L'homme que le temps n'a point abattu, en a reçu des présens que lui seul peut faire, une sagacité presque infaillible, une indulgence inépuisable, une sensibilité désintéressée. La tendresse que vous inspire un tel père est la plus profonde de toutes; l'affection qu'il a pour vous est d'une nature tout-à-fait divine. Il réunit sur vous seul tous les genres de sentimens; il vous protège, comme si vous étiez un enfant; vous lui plaisez, comme si vous étiez toujours jeune; il se confie à vous, comme si vous aviez atteint l'âge de maturité.
Une incertitude presque habituelle, une réserve fière se mêlent à l'amour que vous inspirent vos enfans. Ils s'élancent vers tant de plaisirs qui doivent les séparer de vous; ils sont appelés à tant de vie après votre mort, qu'une timidité délicate vous commande de ne pas trop vous livrer, en leur présence, à vos sentimens pour eux. Vous voulez attendre, au lieu de prévenir, et conserver envers cette jeunesse resplendissante la dignité que l'on doit garder avec les puissans, alors même qu'on a pour eux la plus sincère amitié! Mais il n'en est pas ainsi de la tendresse filiale, elle peut s'exprimer sans crainte; elle est si sûre de l'impression qu'elle produit!

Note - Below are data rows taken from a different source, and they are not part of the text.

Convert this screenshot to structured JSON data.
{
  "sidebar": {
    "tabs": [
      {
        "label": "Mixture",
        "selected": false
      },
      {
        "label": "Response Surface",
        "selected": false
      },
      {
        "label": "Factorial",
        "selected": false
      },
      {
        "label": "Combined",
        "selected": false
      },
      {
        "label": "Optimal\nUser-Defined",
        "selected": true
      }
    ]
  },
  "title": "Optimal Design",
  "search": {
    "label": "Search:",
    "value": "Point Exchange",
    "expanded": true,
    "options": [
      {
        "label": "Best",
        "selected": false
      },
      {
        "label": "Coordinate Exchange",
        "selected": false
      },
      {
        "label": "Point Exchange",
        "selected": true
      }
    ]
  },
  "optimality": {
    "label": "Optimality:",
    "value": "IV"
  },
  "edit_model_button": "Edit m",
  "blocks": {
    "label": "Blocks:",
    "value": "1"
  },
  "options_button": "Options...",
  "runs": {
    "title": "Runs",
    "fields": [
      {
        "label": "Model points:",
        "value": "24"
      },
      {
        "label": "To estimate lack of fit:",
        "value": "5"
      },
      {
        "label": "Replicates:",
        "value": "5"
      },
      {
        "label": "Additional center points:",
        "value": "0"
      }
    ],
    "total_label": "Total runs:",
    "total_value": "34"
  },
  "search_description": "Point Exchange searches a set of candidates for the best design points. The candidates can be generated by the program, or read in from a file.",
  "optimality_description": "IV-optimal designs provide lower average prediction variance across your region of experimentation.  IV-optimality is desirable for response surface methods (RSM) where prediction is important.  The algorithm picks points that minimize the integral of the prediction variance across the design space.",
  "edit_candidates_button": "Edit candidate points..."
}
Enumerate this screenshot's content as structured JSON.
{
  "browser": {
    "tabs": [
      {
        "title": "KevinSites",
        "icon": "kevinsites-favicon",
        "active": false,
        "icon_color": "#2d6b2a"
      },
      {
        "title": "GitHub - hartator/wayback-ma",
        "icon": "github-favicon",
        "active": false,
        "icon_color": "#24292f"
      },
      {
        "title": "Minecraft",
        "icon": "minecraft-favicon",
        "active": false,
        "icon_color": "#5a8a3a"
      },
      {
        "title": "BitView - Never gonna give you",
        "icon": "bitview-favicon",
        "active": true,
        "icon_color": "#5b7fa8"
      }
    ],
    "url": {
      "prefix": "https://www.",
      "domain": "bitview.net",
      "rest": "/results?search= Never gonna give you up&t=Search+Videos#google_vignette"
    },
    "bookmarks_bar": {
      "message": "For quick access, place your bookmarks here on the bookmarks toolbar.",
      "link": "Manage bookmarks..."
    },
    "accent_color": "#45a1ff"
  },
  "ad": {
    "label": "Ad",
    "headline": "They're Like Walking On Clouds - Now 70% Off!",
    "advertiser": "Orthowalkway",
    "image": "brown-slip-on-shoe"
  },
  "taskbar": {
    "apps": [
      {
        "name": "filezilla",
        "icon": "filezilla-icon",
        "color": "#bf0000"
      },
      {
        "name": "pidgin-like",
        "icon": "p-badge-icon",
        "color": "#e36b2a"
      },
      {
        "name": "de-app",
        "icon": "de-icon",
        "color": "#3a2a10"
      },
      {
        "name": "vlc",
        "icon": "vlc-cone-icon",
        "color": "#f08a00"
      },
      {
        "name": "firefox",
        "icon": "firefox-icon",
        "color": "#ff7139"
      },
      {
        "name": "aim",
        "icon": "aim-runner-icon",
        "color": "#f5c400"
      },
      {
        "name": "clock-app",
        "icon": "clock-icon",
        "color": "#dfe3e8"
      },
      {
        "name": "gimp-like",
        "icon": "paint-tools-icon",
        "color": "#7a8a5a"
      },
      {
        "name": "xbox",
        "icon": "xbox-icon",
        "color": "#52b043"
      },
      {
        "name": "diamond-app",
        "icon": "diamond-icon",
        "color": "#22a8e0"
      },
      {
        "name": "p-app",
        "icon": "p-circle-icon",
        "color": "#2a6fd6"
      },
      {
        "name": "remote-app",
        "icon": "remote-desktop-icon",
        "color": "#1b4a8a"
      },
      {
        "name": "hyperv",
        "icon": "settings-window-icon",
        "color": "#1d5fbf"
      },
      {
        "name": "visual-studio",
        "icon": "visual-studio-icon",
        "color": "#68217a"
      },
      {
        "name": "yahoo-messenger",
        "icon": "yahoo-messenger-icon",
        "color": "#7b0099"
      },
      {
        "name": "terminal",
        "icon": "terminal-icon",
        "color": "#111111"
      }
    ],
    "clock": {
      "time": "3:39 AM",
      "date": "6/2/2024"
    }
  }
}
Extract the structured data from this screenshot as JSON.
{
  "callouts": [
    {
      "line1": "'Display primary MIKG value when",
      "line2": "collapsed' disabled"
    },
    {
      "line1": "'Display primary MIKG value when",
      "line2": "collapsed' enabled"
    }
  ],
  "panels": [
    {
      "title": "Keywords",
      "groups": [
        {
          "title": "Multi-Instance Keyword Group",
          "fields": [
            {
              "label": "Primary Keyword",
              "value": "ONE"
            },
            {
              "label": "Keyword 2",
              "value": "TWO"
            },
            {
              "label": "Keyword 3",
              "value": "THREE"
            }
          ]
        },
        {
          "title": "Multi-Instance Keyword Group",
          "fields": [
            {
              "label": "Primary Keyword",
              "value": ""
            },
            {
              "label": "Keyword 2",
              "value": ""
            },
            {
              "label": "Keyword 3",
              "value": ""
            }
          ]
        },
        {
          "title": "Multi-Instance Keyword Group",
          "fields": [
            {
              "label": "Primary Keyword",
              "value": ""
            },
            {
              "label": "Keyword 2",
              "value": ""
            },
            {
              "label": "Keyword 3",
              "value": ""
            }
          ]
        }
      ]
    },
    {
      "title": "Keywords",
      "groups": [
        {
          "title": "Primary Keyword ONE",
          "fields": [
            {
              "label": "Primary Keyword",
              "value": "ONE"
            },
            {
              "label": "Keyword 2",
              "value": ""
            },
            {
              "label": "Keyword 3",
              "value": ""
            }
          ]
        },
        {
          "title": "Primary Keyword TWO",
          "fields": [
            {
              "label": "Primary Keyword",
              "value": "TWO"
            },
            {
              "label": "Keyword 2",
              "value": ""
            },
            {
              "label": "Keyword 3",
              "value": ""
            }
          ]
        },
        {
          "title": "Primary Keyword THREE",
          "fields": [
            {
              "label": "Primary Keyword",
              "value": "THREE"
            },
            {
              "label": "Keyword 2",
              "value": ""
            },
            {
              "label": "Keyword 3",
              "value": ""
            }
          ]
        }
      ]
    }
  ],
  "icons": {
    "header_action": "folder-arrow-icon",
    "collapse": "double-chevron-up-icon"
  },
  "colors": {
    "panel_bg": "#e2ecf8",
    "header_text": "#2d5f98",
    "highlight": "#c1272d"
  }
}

Je ne suis pas personnelle, je crois que ma vie l'a prouvé; mais si vous saviez combien il m'est doux de me sentir environnée de l'intérêt de mon père! de ne jamais souffrir sans qu'il s'en occupe, de ne courir aucun danger sans me dire qu'il faut que je vive pour lui, moi qui suis le terme de son avenir! L'on nous assure souvent qu'on nous aime, mais peut-être est-il vrai que l'on n'est nécessaire qu'à son père? Les espérances de la vie sont prêtes à consoler tous nos contemporains de route; mais le charme enchanteur de la vieillesse qu'on aime, c'est qu'elle vous dit, c'est que l'on sait, que le vide qu'elle éprouveroit en vous perdant ne pourroit plus se combler.